While insecticidal soaps can effectively repel insects, they work best to kill or pursue the insects already present on the plant because the soaps can dry out quickly. This means that the effectiveness of this soap does not last for long. Only make use of it at the times of the day when you see pests.

– Bathing the Leaves With Water 

A cheap, but not-so-effective way to repel pests off your hibiscus leaves is to bathe the leaves with water, you can even use the hose to do so.

You need to increase the pressure of the hose if you want this method to be effective, and you would wash them off. What you must do is target the leaves with pests like spider mites, beetles, and other insect pests, and then spray them with water.

This technique will not harm your plants, so long as the water pressure is not too high. It is beneficial for plants because you are helping them to clean their leaves as well as giving them water. Note that bathing your hibiscus with water is best done in the morning.

– Make Use of Bacillus Thuringiensis

Bacillus thuringiensis bacteria is BT is a gram-positive bacterium naturally occurring in the soil in some parts of the world. This bacterium is toxic to many insects when they eat it and can lead to their death instantly. The bacterium is very effective against insects and insect larvae that attack your plants from the soil.

Note that Bacillus thuringiensis is not toxic to you, your pets, and other mammals. It is only toxic and has been used as a repellent against insects. You can get it from a local gardening store. However, you must make sure that you follow the instructions and only use the bacteria when you are sure that you are fighting soil-borne pests such as beetle larvae.

– Make Use of Store-Bought Pesticides

Well, the most effective way to protect your hibiscuses from pests is to buy a pesticide product that has proven to work from the store. However, note that most store-bought pesticides are inorganic, so you may not want to use them, especially if you have an organic garden.

Get rid of pest infestation on Hibiscus Leaves

Also, note that these products do not just kill pests, they can also kill beneficial insects such as pollinators and ladybugs that are visiting your hibiscuses. Before you search for any product to buy, remember to first know the pest attacking your leaves so that you can buy a product for that specific pest.


How do I control leaf mites on Hibiscus?

Control leaf mites on Hibiscus by regularly spraying neem oil solution, maintaining humidity levels, and removing affected leaves.

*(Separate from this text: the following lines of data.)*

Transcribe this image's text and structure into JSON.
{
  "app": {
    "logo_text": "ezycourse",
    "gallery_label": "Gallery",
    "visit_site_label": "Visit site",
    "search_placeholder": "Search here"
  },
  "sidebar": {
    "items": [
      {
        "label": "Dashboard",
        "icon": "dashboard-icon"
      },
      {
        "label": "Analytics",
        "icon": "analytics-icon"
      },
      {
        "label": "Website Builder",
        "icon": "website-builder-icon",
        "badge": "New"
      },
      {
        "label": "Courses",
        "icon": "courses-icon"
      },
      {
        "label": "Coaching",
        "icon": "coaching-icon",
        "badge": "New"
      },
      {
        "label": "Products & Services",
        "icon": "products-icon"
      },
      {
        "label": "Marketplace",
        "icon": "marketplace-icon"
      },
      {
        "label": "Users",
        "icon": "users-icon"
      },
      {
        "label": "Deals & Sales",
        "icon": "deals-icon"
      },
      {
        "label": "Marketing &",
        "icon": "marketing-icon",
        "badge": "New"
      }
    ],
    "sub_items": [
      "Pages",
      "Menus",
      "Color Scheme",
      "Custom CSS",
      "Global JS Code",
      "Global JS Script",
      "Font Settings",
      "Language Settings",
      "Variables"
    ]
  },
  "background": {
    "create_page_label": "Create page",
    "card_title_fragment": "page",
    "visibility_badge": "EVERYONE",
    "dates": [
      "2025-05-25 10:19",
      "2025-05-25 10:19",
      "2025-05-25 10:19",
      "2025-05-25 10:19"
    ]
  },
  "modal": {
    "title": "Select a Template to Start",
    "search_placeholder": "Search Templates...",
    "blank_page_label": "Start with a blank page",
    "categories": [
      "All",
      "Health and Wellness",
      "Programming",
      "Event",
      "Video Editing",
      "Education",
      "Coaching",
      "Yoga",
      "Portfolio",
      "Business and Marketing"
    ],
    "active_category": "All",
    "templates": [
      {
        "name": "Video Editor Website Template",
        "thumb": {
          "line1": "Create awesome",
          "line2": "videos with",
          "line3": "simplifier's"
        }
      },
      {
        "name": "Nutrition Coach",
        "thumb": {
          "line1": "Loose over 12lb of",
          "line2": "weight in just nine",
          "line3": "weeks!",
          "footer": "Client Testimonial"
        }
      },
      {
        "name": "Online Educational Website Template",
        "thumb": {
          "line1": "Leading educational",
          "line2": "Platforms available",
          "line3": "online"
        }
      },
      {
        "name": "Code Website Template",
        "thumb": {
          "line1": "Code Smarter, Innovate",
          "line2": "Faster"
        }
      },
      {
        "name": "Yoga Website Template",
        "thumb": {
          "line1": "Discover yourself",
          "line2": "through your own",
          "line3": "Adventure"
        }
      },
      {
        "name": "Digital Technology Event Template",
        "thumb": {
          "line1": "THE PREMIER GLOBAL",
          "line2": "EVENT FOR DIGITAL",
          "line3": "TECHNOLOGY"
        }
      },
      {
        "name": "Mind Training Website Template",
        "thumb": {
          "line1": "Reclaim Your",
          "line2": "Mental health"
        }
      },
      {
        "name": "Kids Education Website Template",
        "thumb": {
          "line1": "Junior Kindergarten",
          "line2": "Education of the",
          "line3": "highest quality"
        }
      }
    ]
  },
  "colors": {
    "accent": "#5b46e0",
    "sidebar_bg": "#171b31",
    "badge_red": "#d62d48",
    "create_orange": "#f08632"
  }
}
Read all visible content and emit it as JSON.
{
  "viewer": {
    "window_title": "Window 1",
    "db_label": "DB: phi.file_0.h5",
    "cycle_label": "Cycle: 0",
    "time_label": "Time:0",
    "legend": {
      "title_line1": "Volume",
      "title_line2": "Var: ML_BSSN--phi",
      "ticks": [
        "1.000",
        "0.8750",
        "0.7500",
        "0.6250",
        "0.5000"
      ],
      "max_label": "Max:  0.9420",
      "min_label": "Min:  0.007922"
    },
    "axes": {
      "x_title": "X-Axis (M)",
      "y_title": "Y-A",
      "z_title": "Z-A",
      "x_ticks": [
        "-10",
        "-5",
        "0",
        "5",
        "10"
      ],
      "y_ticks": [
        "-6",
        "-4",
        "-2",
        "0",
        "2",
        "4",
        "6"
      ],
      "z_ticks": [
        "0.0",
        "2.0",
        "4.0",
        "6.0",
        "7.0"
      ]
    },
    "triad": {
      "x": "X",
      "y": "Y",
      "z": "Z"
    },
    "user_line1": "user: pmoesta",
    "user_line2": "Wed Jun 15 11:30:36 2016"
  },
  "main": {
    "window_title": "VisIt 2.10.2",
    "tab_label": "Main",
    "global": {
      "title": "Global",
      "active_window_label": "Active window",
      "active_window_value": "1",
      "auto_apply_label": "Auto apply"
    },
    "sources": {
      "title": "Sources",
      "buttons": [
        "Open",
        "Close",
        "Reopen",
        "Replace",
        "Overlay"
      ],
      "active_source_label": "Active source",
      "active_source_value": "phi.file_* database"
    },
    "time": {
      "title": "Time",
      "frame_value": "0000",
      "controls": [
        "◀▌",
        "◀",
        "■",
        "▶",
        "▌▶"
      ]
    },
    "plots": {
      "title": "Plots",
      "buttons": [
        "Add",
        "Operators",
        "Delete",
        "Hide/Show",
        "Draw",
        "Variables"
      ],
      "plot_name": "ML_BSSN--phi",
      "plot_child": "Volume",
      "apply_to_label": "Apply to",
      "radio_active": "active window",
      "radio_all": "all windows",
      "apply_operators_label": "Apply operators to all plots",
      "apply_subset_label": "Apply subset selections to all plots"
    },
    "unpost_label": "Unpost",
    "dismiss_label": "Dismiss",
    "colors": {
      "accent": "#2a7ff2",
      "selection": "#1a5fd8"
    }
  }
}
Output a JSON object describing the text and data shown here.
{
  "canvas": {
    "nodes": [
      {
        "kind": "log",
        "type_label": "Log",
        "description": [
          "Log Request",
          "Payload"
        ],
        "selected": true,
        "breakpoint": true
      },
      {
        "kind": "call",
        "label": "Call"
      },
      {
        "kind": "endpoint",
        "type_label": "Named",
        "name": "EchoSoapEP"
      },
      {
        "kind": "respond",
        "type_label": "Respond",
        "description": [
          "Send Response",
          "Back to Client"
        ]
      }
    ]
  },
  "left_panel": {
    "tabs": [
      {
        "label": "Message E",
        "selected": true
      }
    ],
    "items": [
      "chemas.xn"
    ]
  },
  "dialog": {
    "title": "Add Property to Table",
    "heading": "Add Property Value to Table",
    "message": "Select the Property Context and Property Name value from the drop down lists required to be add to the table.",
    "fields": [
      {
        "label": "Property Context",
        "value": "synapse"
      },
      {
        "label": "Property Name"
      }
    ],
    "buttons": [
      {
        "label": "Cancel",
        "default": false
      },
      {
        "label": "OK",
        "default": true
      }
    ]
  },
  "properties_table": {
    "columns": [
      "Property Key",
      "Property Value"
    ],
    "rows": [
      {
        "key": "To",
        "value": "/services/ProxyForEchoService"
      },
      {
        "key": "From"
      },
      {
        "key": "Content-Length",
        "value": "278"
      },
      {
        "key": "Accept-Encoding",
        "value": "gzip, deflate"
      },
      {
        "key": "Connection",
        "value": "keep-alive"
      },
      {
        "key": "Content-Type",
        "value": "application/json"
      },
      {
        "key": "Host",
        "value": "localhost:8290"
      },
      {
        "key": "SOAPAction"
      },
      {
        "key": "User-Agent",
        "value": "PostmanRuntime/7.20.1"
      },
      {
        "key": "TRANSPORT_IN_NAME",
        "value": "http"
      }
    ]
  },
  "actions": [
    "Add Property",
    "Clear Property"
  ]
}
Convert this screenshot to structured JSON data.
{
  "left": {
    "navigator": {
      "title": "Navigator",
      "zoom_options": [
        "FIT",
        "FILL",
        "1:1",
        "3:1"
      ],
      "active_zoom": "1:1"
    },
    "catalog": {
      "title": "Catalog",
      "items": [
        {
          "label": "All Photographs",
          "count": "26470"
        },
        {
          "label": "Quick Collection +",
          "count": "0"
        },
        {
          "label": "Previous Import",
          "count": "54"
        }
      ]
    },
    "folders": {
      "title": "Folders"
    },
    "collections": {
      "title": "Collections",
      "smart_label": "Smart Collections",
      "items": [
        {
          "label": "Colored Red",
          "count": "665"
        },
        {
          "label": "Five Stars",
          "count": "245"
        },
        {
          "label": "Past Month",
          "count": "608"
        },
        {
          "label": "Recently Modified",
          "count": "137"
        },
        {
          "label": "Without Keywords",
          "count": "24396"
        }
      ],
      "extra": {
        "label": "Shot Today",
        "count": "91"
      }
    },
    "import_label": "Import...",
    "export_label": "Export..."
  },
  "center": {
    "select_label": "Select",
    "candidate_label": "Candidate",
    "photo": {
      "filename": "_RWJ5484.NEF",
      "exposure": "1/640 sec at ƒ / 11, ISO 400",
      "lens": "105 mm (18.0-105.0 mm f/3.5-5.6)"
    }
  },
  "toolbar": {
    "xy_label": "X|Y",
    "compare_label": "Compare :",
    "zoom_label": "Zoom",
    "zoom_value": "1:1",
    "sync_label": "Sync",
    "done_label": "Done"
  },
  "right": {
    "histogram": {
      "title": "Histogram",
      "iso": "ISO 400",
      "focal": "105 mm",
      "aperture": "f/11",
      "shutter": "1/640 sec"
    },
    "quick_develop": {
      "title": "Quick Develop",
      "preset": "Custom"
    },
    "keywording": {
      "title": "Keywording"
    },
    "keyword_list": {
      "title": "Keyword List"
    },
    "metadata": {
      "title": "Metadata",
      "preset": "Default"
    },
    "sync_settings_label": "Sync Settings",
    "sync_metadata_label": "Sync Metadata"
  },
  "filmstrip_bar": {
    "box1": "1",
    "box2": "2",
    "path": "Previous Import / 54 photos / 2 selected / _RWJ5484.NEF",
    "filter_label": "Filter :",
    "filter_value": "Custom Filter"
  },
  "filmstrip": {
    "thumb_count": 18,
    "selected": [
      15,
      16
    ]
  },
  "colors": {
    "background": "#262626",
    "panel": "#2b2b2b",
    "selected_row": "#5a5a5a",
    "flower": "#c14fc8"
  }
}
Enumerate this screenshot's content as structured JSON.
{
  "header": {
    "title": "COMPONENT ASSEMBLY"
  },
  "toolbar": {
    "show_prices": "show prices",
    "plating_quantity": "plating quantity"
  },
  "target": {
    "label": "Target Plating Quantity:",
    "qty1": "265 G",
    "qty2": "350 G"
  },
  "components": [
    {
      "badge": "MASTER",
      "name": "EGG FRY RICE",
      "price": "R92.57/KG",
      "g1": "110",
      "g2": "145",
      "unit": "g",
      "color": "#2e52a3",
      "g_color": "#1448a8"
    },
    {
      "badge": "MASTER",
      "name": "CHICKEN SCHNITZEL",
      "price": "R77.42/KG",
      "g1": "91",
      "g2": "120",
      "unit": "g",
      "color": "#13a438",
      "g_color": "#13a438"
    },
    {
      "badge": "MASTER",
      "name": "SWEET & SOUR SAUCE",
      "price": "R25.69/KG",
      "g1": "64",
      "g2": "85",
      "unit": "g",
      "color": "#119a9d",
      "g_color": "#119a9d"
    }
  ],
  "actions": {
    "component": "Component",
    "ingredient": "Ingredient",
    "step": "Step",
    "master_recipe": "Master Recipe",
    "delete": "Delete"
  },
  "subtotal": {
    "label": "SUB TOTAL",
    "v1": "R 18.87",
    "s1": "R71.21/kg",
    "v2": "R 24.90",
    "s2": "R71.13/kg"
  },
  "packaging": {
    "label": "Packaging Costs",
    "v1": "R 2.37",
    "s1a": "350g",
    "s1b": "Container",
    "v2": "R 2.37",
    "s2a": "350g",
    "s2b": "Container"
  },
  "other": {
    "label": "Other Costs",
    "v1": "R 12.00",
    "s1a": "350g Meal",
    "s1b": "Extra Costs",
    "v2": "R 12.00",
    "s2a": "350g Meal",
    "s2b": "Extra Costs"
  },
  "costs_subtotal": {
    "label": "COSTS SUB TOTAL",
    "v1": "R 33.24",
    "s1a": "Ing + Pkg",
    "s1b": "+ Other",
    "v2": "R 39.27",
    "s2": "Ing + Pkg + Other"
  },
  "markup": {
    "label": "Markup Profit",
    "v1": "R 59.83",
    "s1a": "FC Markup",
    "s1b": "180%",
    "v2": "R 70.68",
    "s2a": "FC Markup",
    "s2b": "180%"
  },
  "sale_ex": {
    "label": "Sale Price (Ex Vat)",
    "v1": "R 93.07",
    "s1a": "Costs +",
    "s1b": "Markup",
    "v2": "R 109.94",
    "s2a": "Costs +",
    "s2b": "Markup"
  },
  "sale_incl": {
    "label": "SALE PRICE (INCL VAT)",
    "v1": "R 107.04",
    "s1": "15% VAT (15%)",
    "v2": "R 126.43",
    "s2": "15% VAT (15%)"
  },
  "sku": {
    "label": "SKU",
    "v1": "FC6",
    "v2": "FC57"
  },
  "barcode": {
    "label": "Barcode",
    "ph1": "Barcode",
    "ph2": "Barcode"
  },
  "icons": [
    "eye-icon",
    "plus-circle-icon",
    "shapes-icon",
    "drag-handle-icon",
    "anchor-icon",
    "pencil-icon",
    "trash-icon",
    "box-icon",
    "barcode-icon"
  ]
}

Can I propagate Hibiscus with holes?

Yes, propagate Hibiscus with holes by taking stem cuttings with at least two nodes and placing them in well-draining soil or water.

Does fertilizing my Hibiscus stop it from being eaten?

Fertilizing Hibiscus helps improve its overall health and resilience, but additional measures like using organic pest control methods may be necessary to prevent it from being eaten.


Now that you can identify and repel your hibiscus pests, here are some takeaways:

  • Many pests that attack hibiscus plants do so at night, so you want to monitor the plant at night.
  • You can catch the pests attacking your plants at night by keeping a log or rock on the ground just close to the plants. The pests should be under the object in the morning.
  • Insecticidal soaps are effective products to pursue or kill pests already on your hibiscus leaves, and it is homemade.
  • Not all pests will cause bite marks on the hibiscus plants, so you want to turn the leaves over to observe if they have pests or not.
  • If you know the pest attacking your hibiscus plant, you can opt for getting its pesticide from a store.

After knowing what animals eat hibiscus plants, you must make sure to grow a pest-free and beautiful hibiscus garden.